(Pictured: James Hayes)
Australia’s 15 largest asset owners and managers of credit portfolios are expecting to invest more in local credit markets this year, according to a study by BNP Paribas. But, no surprise, sovereign debt is their least favoured sub-class at the moment.
The 15 big credit investors make up more than half of the Australian-sourced market for credit and most of them expect their flows into credit funds to increase this calendar year. Only 16 per cent are expecting a decrease.
Even allowing for the usual optimism of investors talking about their own asset class, the survey results are interesting given the consensus view that interest rates are expected to rise in the medium term. Other key findings of the study were:
> A preference for asset-backed securities and structured products (66 per cent)
> Sovereign debt was the least-favoured credit class
> Credit duration is viewed as the most efficient way to add value
> The best risk-return is seen to be on the intermediate part of the curve
> Half of respondents have less than 10% of their credit allocated offshore
> The majority expect Australian official interest rates to rise in the second half of next year (50 per cent). A third of respondents expect them to increase sooner, later this year or early next year
> Credit managers are kept awake at night by concerns that a ‘black swan’ event could occur in China or re-occur in Europe or that the US Federal Reserve Bank could rapidly unwind quantitative easing (QE), leading to a sudden rise in rates.
James Hayes, head of fixed income at BNP Paribas, said: “In terms of credit demand, our survey found a preference for asset-backed securities (ABS) and structured products, with two thirds believing these offer the best value.

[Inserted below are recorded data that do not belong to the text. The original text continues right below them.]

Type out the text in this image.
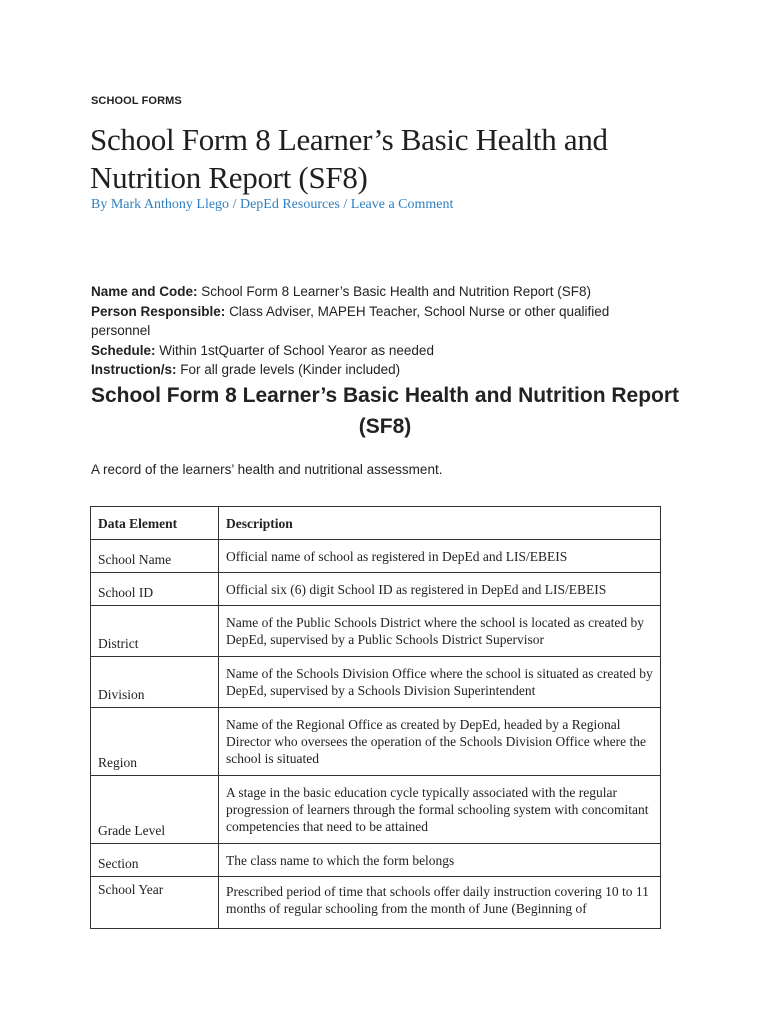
SCHOOL FORMS
School Form 8 Learner’s Basic Health and Nutrition Report (SF8)
By Mark Anthony Llego / DepEd Resources / Leave a Comment

Name and Code: School Form 8 Learner’s Basic Health and Nutrition Report (SF8)

Person Responsible: Class Adviser, MAPEH Teacher, School Nurse or other qualified personnel

Schedule: Within 1stQuarter of School Yearor as needed

Instruction/s: For all grade levels (Kinder included)

School Form 8 Learner’s Basic Health and Nutrition Report (SF8)
A record of the learners’ health and nutritional assessment.
Data Element	Description
School Name	Official name of school as registered in DepEd and LIS/EBEIS
School ID	Official six (6) digit School ID as registered in DepEd and LIS/EBEIS
District	Name of the Public Schools District where the school is located as created by DepEd, supervised by a Public Schools District Supervisor
Division	Name of the Schools Division Office where the school is situated as created by DepEd, supervised by a Schools Division Superintendent
Region	Name of the Regional Office as created by DepEd, headed by a Regional Director who oversees the operation of the Schools Division Office where the school is situated
Grade Level	A stage in the basic education cycle typically associated with the regular progression of learners through the formal schooling system with concomitant competencies that need to be attained
Section	The class name to which the form belongs
School Year	Prescribed period of time that schools offer daily instruction covering 10 to 11 months of regular schooling from the month of June (Beginning of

“This was followed by a third favouring Australian corporate and senior financial credit. There was little interest in covered bonds, Kangaroo corporates or sovereign bonds and sovereign debt was the least-favoured credit class according to our analysis… Investors see a focus on credit duration as the most efficient way to add value above benchmarks. They see the best risk-return on the intermediate part of the curve,” Hayes said.
Interestingly, half of respondents have less than 10 per cent of their credit allocated in offshore credit markets, while a third have more than 20 per cent invested in overseas credit.